After all, that’s exactly what it is—a living, breathing strategy, not a static slide buried in a deck.
 

Conclusion


A go-to-market strategy isn’t something you just “set and forget.” It’s a dynamic blueprint that must evolve as your product, customers, and competitors change. The good news? Even when the signs are loud and clear that something’s off, you’re never too far from turning it around.

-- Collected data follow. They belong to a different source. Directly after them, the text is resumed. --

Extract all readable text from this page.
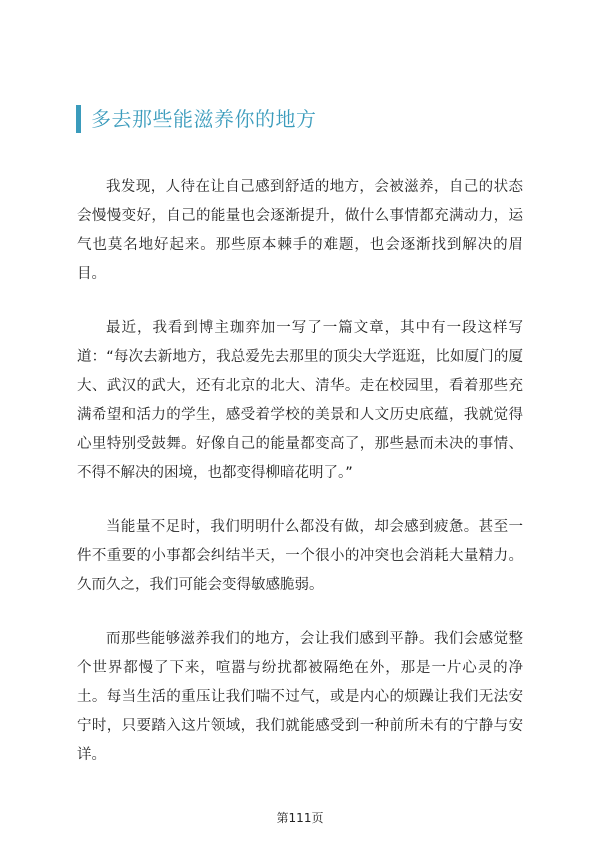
多去那些能滋养你的地方

我发现，人待在让自己感到舒适的地方，会被滋养，自己的状态会慢慢变好，自己的能量也会逐渐提升，做什么事情都充满动力，运气也莫名地好起来。那些原本棘手的难题，也会逐渐找到解决的眉目。

最近，我看到博主珈弈加一写了一篇文章，其中有一段这样写道：“每次去新地方，我总爱先去那里的顶尖大学逛逛，比如厦门的厦大、武汉的武大，还有北京的北大、清华。走在校园里，看着那些充满希望和活力的学生，感受着学校的美景和人文历史底蕴，我就觉得心里特别受鼓舞。好像自己的能量都变高了，那些悬而未决的事情、不得不解决的困境，也都变得柳暗花明了。”

当能量不足时，我们明明什么都没有做，却会感到疲惫。甚至一件不重要的小事都会纠结半天，一个很小的冲突也会消耗大量精力。久而久之，我们可能会变得敏感脆弱。

而那些能够滋养我们的地方，会让我们感到平静。我们会感觉整个世界都慢了下来，喧嚣与纷扰都被隔绝在外，那是一片心灵的净土。每当生活的重压让我们喘不过气，或是内心的烦躁让我们无法安宁时，只要踏入这片领域，我们就能感受到一种前所未有的宁静与安详。

第111页
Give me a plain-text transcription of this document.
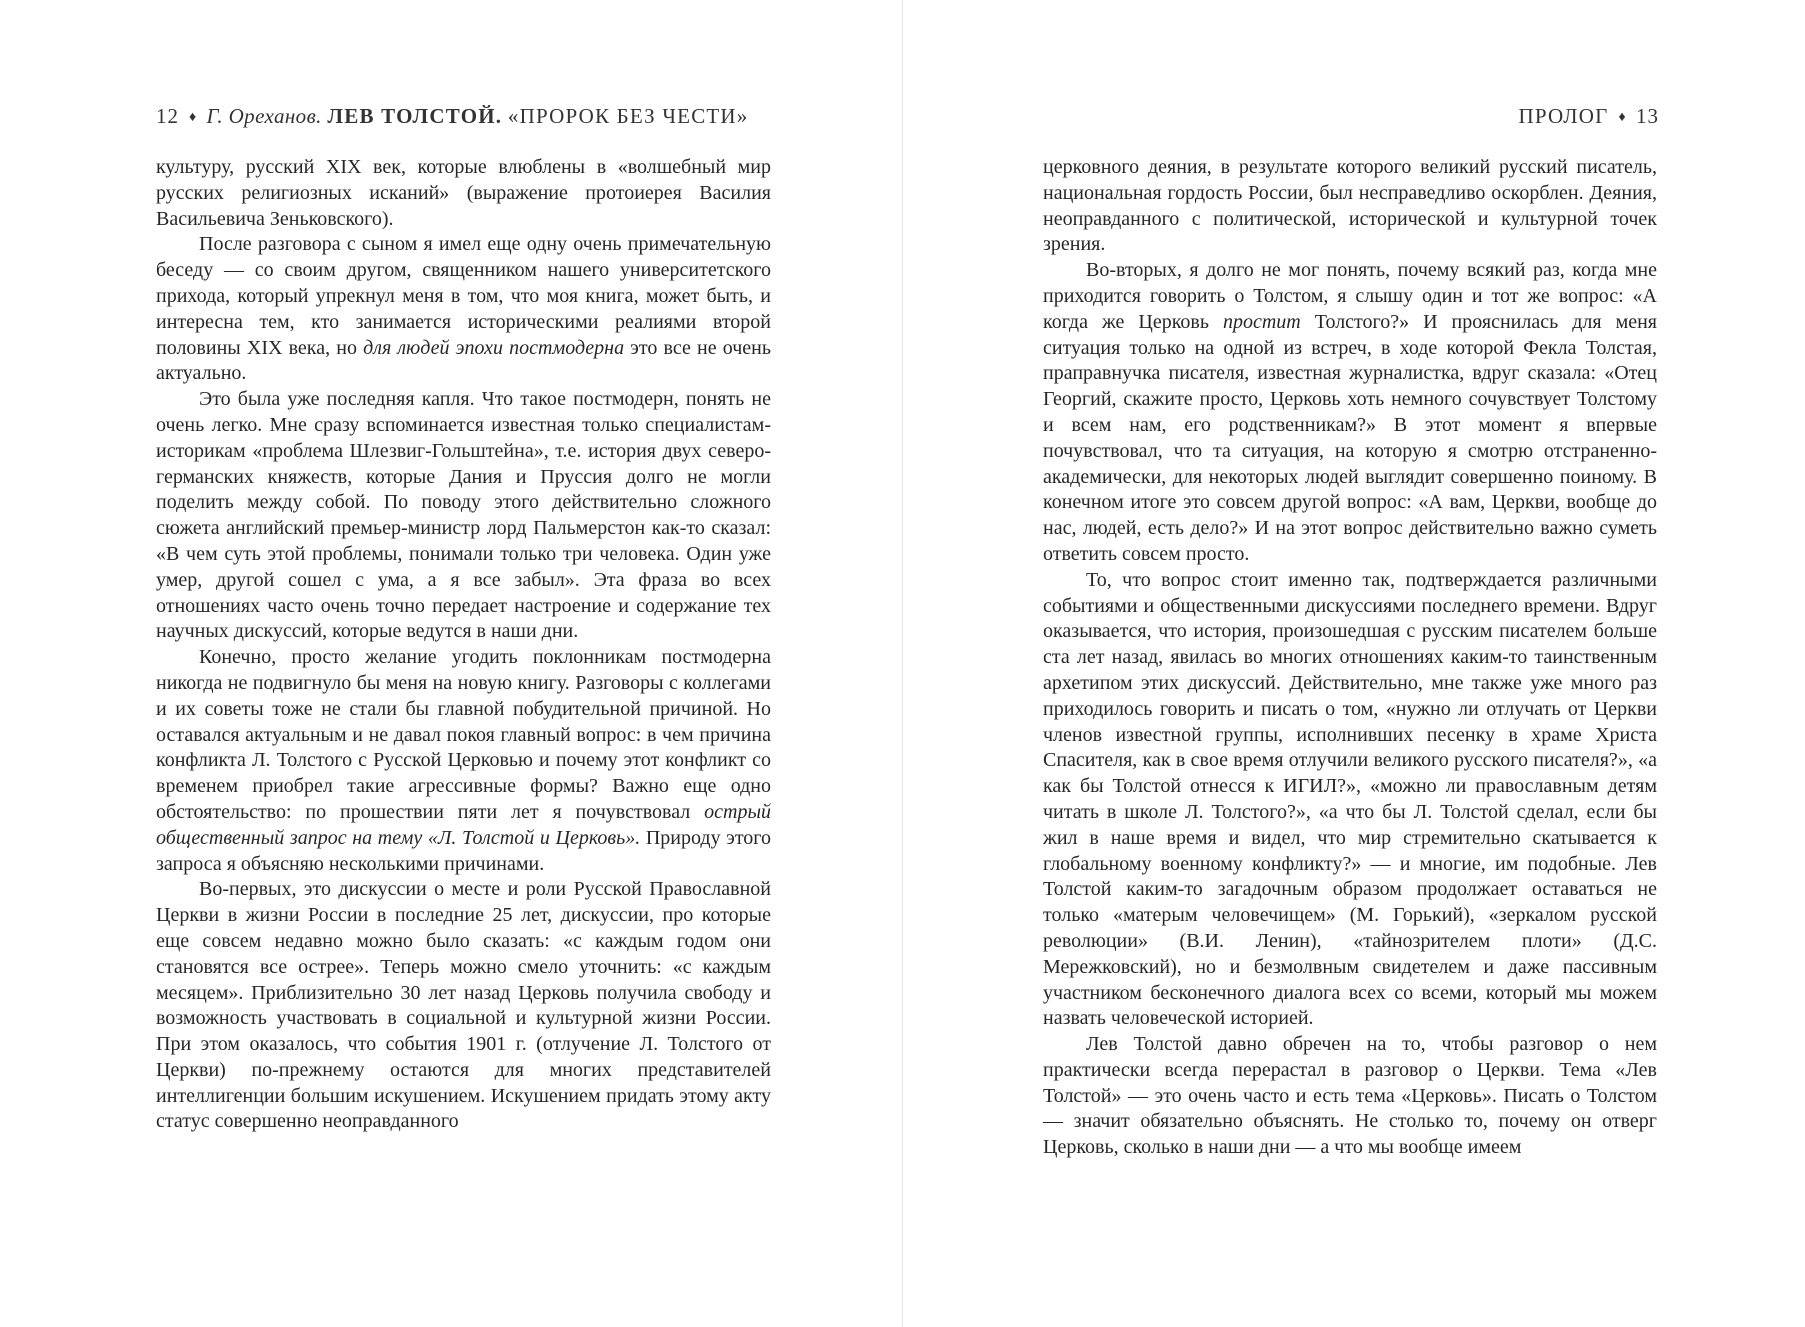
12 ♦ Г. Ореханов. ЛЕВ ТОЛСТОЙ. «ПРОРОК БЕЗ ЧЕСТИ»

культуру, русский XIX век, которые влюблены в «волшебный мир русских религиозных исканий» (выражение протоиерея Василия Васильевича Зеньковского).

После разговора с сыном я имел еще одну очень примечательную беседу — со своим другом, священником нашего университетского прихода, который упрекнул меня в том, что моя книга, может быть, и интересна тем, кто занимается историческими реалиями второй половины XIX века, но для людей эпохи постмодерна это все не очень актуально.

Это была уже последняя капля. Что такое постмодерн, понять не очень легко. Мне сразу вспоминается известная только специалистам-историкам «проблема Шлезвиг-Гольштейна», т.е. история двух северо-германских княжеств, которые Дания и Пруссия долго не могли поделить между собой. По поводу этого действительно сложного сюжета английский премьер-министр лорд Пальмерстон как-то сказал: «В чем суть этой проблемы, понимали только три человека. Один уже умер, другой сошел с ума, а я все забыл». Эта фраза во всех отношениях часто очень точно передает настроение и содержание тех научных дискуссий, которые ведутся в наши дни.

Конечно, просто желание угодить поклонникам постмодерна никогда не подвигнуло бы меня на новую книгу. Разговоры с коллегами и их советы тоже не стали бы главной побудительной причиной. Но оставался актуальным и не давал покоя главный вопрос: в чем причина конфликта Л. Толстого с Русской Церковью и почему этот конфликт со временем приобрел такие агрессивные формы? Важно еще одно обстоятельство: по прошествии пяти лет я почувствовал острый общественный запрос на тему «Л. Толстой и Церковь». Природу этого запроса я объясняю несколькими причинами.

Во-первых, это дискуссии о месте и роли Русской Православной Церкви в жизни России в последние 25 лет, дискуссии, про которые еще совсем недавно можно было сказать: «с каждым годом они становятся все острее». Теперь можно смело уточнить: «с каждым месяцем». Приблизительно 30 лет назад Церковь получила свободу и возможность участвовать в социальной и культурной жизни России. При этом оказалось, что события 1901 г. (отлучение Л. Толстого от Церкви) по-прежнему остаются для многих представителей интеллигенции большим искушением. Искушением придать этому акту статус совершенно неоправданного

ПРОЛОГ ♦ 13

церковного деяния, в результате которого великий русский писатель, национальная гордость России, был несправедливо оскорблен. Деяния, неоправданного с политической, исторической и культурной точек зрения.

Во-вторых, я долго не мог понять, почему всякий раз, когда мне приходится говорить о Толстом, я слышу один и тот же вопрос: «А когда же Церковь простит Толстого?» И прояснилась для меня ситуация только на одной из встреч, в ходе которой Фекла Толстая, праправнучка писателя, известная журналистка, вдруг сказала: «Отец Георгий, скажите просто, Церковь хоть немного сочувствует Толстому и всем нам, его родственникам?» В этот момент я впервые почувствовал, что та ситуация, на которую я смотрю отстраненно-академически, для некоторых людей выглядит совершенно поиному. В конечном итоге это совсем другой вопрос: «А вам, Церкви, вообще до нас, людей, есть дело?» И на этот вопрос действительно важно суметь ответить совсем просто.

То, что вопрос стоит именно так, подтверждается различными событиями и общественными дискуссиями последнего времени. Вдруг оказывается, что история, произошедшая с русским писателем больше ста лет назад, явилась во многих отношениях каким-то таинственным архетипом этих дискуссий. Действительно, мне также уже много раз приходилось говорить и писать о том, «нужно ли отлучать от Церкви членов известной группы, исполнивших песенку в храме Христа Спасителя, как в свое время отлучили великого русского писателя?», «а как бы Толстой отнесся к ИГИЛ?», «можно ли православным детям читать в школе Л. Толстого?», «а что бы Л. Толстой сделал, если бы жил в наше время и видел, что мир стремительно скатывается к глобальному военному конфликту?» — и многие, им подобные. Лев Толстой каким-то загадочным образом продолжает оставаться не только «матерым человечищем» (М. Горький), «зеркалом русской революции» (В.И. Ленин), «тайнозрителем плоти» (Д.С. Мережковский), но и безмолвным свидетелем и даже пассивным участником бесконечного диалога всех со всеми, который мы можем назвать человеческой историей.

Лев Толстой давно обречен на то, чтобы разговор о нем практически всегда перерастал в разговор о Церкви. Тема «Лев Толстой» — это очень часто и есть тема «Церковь». Писать о Толстом — значит обязательно объяснять. Не столько то, почему он отверг Церковь, сколько в наши дни — а что мы вообще имеем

Just like Tony Stark reworking the Iron Man suit after every battle, your GTM needs iteration, feedback, and constant upgrades to stay ahead. Whether you’re selling a SaaS tool or physical products, the principles remain: listen to your customers, align your teams, and stay nimble in your execution.

So, how’s your GTM strategy holding up?

TechDogs-"Conclusion"-"A Meme Based On The Movie The Wolf Of Wall Street"
Now, go out there and be a wolf!

Frequently Asked Questions

What Are The Common Signs Of A Failing GTM Strategy?


A failing go-to-market (GTM) strategy often shows up as slow sales, low conversions, unclear messaging, and confused or critical customer feedback. If your marketing efforts are too generic, teams are working in silos, or your product-market fit feels misaligned, it's time to reassess. These symptoms indicate that your GTM approach isn't connecting with your target audience or supporting internal alignment needed for success.

How Do I Fix My GTM Strategy If It's Not Delivering Results?


To fix an underperforming GTM strategy, start by aligning your sales and marketing teams around shared goals and messaging. Revisit your ideal customer profiles and value propositions to ensure they reflect real user pain points. It's also crucial to segment your audience, validate product-market fit through feedback, and diversify your acquisition channels. Improving internal collaboration and creating better onboarding experiences can also drive better long-term outcomes.

Which Tools Or Frameworks Help Improve GTM Strategy Execution?


Improving GTM strategy execution often involves frameworks like RevOps for cross-functional alignment, voice-of-customer (VoC) research for better messaging, and win/loss analysis for competitive insight. Tools that support lead scoring, funnel tracking, and customer onboarding—such as HubSpot, Salesforce, or Pendo—can help teams stay aligned and focused on high-impact efforts that drive conversions and customer satisfaction.